15 responses to “*%&#!”

  1. Scotty says:

    I was also saddened by the passing of Harvey Korman.

    But Carlin…

    And speaking of the Sopranos, that conversation you had with your grandmother sounds a lot like one that might’ve occured between Livia (Tony’s mom) and AJ (Anthony Jr.).

  2. Gale says:

    Fucking great post.

  3. Marleyfan says:

    That’s the best post I’ve read in a long time!

    I’ve said many times that as a kid, my grandpa would cuss, and make it sound like poetry. I blame him for my mouth, and have tried to emulate him. But I always find myself wondering if I cuss because I have a small vocabulary…

  4. Jeremy says:

    Scotty, I love how you just compared Wager to AJ. I’ll never be able to think of Tim in the same way now.

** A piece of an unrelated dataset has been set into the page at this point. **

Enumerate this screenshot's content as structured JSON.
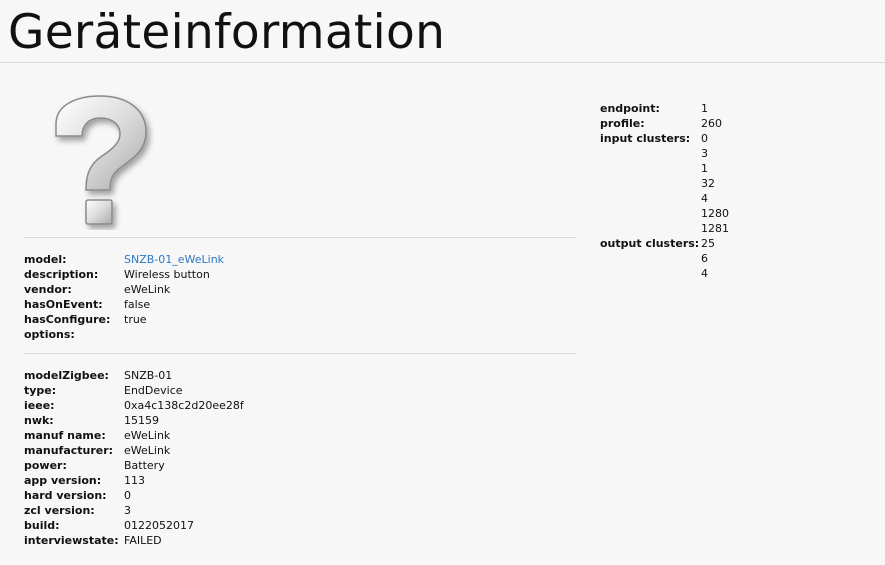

And I loved the post, AJ/T-Wag (and that last clip–wow, is that funny)… but what’re you doing posting on a Fucking Tuesday?!

  5. Tim says:

    Filling in for a vacationing Parrish.

  6. Jenomnibus says:

    I, too, grew up in a family that cussed freely. My best childhood friend, however, was strictly forbidden to use any swear words, even going so far as having to use a long descriptor in place of the word “balls” when telling her mother where she saw fleas on the dog. Any slip of the tongue and her parents would beat the crap out of her. I learned to bite my tongue at their house (no, they never beat the crap outta me) but always thought this was way too extreme.

    Speaking of “crap”, when did that word become acceptable for use on tv? I always thought of it as one of the more heinous swear words, right up there with “shit” and “fuck”.

  7. Jeremy says:

    my mom used to get really angry if i used the word “dang.” but it was OK for me to say “darn.” so arbitrary.

  8. ruben says:

    i’m looking for parenting tips here: so did being around swearing at an early age act positively to demystify it or did it desensitize the potential to shock to the point where you were calling your kindergarten teacher a c-sucker?

    so much of the appeal in childhood swearing seemed to be in the capacity to shock, it’s transgressive charge, and if grandma was dropping f-bombs then i might have gone in a different direction to establish my contrarian cred, you know what i mean? i worry about music the same way, i want to be able to share music that i consider good with the kids but assume anything i offer will be dismissed as toothless dad rock no matter how edgy it once was (still is?).

    more evidence of a troubled upbringing-my mom took me to see george carlin when i was a kid. we had heard the albums and the words were no shock (of course, i was not allowed to swear at all myself) but the response of the adults in our party was what i remember. i felt bad for them having to pretend that they didn’t enjoy the more raunchy material just because i was around. typically uncomfortable 70’s single parent fun all around but props (i think) to mom for taking me in the first place.

    lastly, from my favorite movie decade-try bob towne’s the last detail for some impassioned and creative swearing.

  9. Demosthenes says:

    I said fuck in front of Marleyfan for the first time the other day (Note, this isn’t the first time I said fuck, but just in front of him). I think he was cool with it……hopefully.

  10. Demosthenes says:

    Fuck….I just remembered, my Grandma reads this blog

  11. Tim says:

    Demosthenes, word on the street is that your Grandma knows her way around a four-letter word, when the appropriate opportunity presents itself.

  12. swells says:

    The bad word in my house was “guts.” seriously.

  13. Jeremy Zitter says:

    guts? guts?

  14. LP says:

    My mom still hates it when I use the word “crap,” which is to me a completely innocuous word, like “poop.” Actually, I think it’s nicer.

    We weren’t allowed to say “shut up” when I was growing up, although once when my mom was watching a football game on TV, she yelled “Oh, just shut up!” at Howard Cosell. Then the rule became, you can say “shut up” if you’re talking to the TV. So my brother and I would tell each other to shut up all the time in the living room, when my parents weren’t right there, then call out sweetly, “I was talking to the TV” if they complained.

  15. “Poop” used as an interjection is funnier than any of the synonyms used as an interjection. Well except maybe “Ca-ca”.